Youth from Every Quarter: Diversity at Exeter Today
Each
year time-honored tradition dictates the subject of my talk at the Opening Assembly.
That topic is the Deed of Gift. For those who are new to the community, John and Elizabeth
Phillips gave the assets that formed Phillips Exeter through a Deed of Gift dated May 17, 1781.
It is significant that it is still a working document. Its most oft-quoted passage-"though
goodness without knowledge is weak and feeble, yet knowledge without goodness is dangerous"

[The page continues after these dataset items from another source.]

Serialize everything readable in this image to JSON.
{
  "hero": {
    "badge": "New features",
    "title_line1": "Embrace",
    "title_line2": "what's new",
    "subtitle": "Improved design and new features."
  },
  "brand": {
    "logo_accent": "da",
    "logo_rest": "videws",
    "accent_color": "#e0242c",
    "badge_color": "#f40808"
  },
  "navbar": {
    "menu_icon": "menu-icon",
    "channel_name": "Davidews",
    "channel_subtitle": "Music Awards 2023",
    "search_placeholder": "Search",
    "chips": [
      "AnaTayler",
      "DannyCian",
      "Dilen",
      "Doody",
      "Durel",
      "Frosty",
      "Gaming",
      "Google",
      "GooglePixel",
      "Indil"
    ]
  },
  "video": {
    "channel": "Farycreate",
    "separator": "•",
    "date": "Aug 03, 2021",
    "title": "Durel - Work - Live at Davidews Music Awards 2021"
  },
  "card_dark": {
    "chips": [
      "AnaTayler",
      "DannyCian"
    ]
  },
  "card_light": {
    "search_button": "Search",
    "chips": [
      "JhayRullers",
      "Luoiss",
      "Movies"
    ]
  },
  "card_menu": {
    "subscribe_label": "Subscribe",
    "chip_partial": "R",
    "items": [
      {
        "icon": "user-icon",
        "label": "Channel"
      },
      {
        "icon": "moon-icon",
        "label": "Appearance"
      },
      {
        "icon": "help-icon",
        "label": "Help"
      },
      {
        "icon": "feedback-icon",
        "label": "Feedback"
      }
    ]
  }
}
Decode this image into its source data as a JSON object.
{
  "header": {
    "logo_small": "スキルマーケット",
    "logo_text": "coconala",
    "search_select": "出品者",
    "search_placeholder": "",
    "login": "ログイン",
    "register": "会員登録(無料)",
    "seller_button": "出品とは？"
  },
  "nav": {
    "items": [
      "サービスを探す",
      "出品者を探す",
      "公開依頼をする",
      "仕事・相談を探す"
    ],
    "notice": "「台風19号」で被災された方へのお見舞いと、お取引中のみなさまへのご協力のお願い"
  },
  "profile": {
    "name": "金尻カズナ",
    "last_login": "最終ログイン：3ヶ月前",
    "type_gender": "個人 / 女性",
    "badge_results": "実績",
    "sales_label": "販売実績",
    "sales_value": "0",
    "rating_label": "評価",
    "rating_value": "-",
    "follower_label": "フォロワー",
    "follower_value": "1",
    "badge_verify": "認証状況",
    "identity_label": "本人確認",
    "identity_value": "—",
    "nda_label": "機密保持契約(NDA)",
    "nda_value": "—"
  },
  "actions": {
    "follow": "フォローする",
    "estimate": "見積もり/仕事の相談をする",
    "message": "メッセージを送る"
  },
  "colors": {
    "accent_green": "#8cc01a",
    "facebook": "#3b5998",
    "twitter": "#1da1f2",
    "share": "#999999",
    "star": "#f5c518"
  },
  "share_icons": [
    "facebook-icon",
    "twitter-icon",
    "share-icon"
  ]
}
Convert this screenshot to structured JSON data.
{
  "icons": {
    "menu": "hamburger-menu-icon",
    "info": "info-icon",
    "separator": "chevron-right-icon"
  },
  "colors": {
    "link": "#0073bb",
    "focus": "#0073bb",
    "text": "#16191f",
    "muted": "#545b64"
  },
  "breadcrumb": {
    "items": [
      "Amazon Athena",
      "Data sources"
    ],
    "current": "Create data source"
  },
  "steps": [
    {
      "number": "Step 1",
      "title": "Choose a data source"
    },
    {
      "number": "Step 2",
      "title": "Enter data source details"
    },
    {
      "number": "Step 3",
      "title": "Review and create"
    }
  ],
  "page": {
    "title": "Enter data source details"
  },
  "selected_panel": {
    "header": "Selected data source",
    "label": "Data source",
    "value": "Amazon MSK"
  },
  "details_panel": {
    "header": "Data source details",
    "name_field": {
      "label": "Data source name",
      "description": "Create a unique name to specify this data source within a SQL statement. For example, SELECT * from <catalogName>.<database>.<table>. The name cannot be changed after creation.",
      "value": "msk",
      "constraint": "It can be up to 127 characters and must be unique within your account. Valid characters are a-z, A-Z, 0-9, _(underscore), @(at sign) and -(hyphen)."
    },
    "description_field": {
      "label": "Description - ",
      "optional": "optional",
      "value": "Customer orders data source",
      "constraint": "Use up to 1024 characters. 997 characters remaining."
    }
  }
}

-is repeated daily in the life of this institution. Few founding documents attain this status. And one of the traditions that accompanies this remarkable founding deed is that each year the principal bases the text of the opening speech on some aspect of the Deed's charge. This year I would like to talk about a subject to which the Deed of Gift devotes relatively few words, but which has become one of the most important characteristics of this Academy in the last 50 years.
That subject is the inclusive spirit of this institution, its cultural, racial and socioeconomic diversity, and the democratic spirit that seems to be born anew each fall at the Harkness table and that influences everything we do here.
It is not likely, however, that John and Elizabeth Phillips envisioned anything like the diversity we see as we turn our heads in this hall, and there is a strong implication that they did not envision religious diversity at all. The Deed is quite specific that the principal and faculty should be Protestants and, until the trustees amended the constitution in the early 1950s, teachers who were Catholic, Jewish or any non-Protestant faith could not be given faculty status.
Fortunately, the Deed of Gift has a quality much like the American Constitution: it is sufficiently precise and sufficiently vague to admit reinterpretation as times change. It gives the power for this reinterpretation to the trustees of the Academy. In the 220 years since the Deed of Gift established Phillips Exeter Academy, the trustees have broadened the Academy's vision of what it means to serve "youth from every quarter."
Judging Students on Merit, not Means
As I mentioned earlier, socioeconomic diversity was an interest of the Phillips family and a characteristic of the Academy from the start. If you read the older histories of the Academy you will find stories of young men who walked barefoot from distant farms to Exeter carrying their shoes over their shoulders so as not to wear them out before they had to put them on for classes. While many of the students who attended Exeter in the early days, and even in the early days of the 20th century, were well-to-do, there are many indications in faculty minutes and alumni and trustee notes which suggest that the mixture of students from different economic strata, learning in an environment that only rewarded academic achievement, was seen as fundamentally democratic and appropriate for what was, in the early days of the Academy, an infant nation.
In the 1930s, the Depression and in the 1940s, World War II threatened the socioeconomic mix. Exeter went through the first of two difficult economic periods it suffered in that century and the number of students receiving financial aid dropped drastically. A trustee report in 1940 worried the Academy might "lose some of the democratic complexion for which it has been famous-where the rich boy learns from the poor boy and where the poor boy is enriched and stimulated by his association with more fortunate boys." (C. Benton, Report to the Board of Trustees, PEA, 1940, p. 1.) In response, major fundraising efforts were mounted, as happened a number of times in the past century, and socioeconomic diversity of the school once again improved.
I have a particular interest in this characteristic of Exeter because it hits close to home. I was what was known as a "scholarship boy" at the independent school I attended in Connecticut. In 1960, when I began high school, the headmaster took a moment at the opening assembly of the school year to present publicly the scholarships to those students. There were four of us, out of 250 students, who had won them. I learned then the lesson of what misguided consequences good intentions might have, because from my perspective what was meant as a public honor only signaled to all of these potential new friends that I couldn't pay the bill.
Over 35 percent of the current student body at Exeter receives financial aid and I hope that that number is large enough so that everyone can avoid the feeling of isolation I felt in my first high school assembly. In this world and this country the inequalities of wealth are inescapable and often cruel, yet the ongoing commitment of the Academy to remain a place in which students are judged on their merit, not their personal wealth, continues strong.